Michael Barone‘s latest column examines how President Obama’s policies have affected one of his largest sources of support: young adults.
What do young Americans want? Something different from what they’ve been getting from the president they voted for by such large margins.
Evidence comes in from various polls. Voters under 30, the Millennial generation, produced numbers for Barack Obama 13 percentage points above the national average in 2008 and nine points above in 2012.
But in recent polls, Obama’s approval among those under 30 has been higher than the national average by only one percentage point (Quinnipiac), two points (ABC/Washington Post) and three points (YouGov/Economist). …
… The reasons for Millennials’ decreased approval of Obama become clear from a Harvard Institute of Politics (IOP) poll of 18- to 29-year-olds conducted in November.
That poll shows Obama’s job approval dipping to 41 percent, down from 52 percent in April 2013 and the lowest rating in any IOP survey.

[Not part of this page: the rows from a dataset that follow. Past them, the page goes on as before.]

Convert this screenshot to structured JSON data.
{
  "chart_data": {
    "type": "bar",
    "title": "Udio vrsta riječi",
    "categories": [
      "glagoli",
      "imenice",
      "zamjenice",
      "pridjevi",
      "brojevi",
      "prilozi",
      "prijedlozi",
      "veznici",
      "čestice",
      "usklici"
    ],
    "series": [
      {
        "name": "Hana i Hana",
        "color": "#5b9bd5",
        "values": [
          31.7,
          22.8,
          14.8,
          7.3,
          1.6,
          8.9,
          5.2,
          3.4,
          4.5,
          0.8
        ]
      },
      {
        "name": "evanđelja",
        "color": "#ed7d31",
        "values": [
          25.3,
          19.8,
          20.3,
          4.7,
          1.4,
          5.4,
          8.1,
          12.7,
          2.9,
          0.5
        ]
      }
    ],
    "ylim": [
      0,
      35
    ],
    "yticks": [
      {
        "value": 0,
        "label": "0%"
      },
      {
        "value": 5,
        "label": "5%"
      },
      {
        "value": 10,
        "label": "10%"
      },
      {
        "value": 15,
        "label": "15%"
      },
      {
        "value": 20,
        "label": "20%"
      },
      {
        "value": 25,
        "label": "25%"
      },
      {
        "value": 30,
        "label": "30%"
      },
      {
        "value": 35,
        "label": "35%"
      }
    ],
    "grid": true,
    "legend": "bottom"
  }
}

One reason for the decline is Obamacare. Only 38 percent approved of Obamacare (39 percent approved of “the Affordable Care Act”). Only 29 percent of those who were uninsured said they would definitely or probably enroll in the health-insurance exchanges.
Those results were registered five to nine weeks after the October 1 Healthcare.gov rollout. Tech-savvy Millennials must have been astonished that the government produced a website that didn’t work.
They also perceived, accurately, that Obamacare health insurance would cost them a lot. The law passed by Democrats elected in large part with Millennial votes was designed to have people under 30 subsidize the insurance premiums of those older, less healthy people over 50.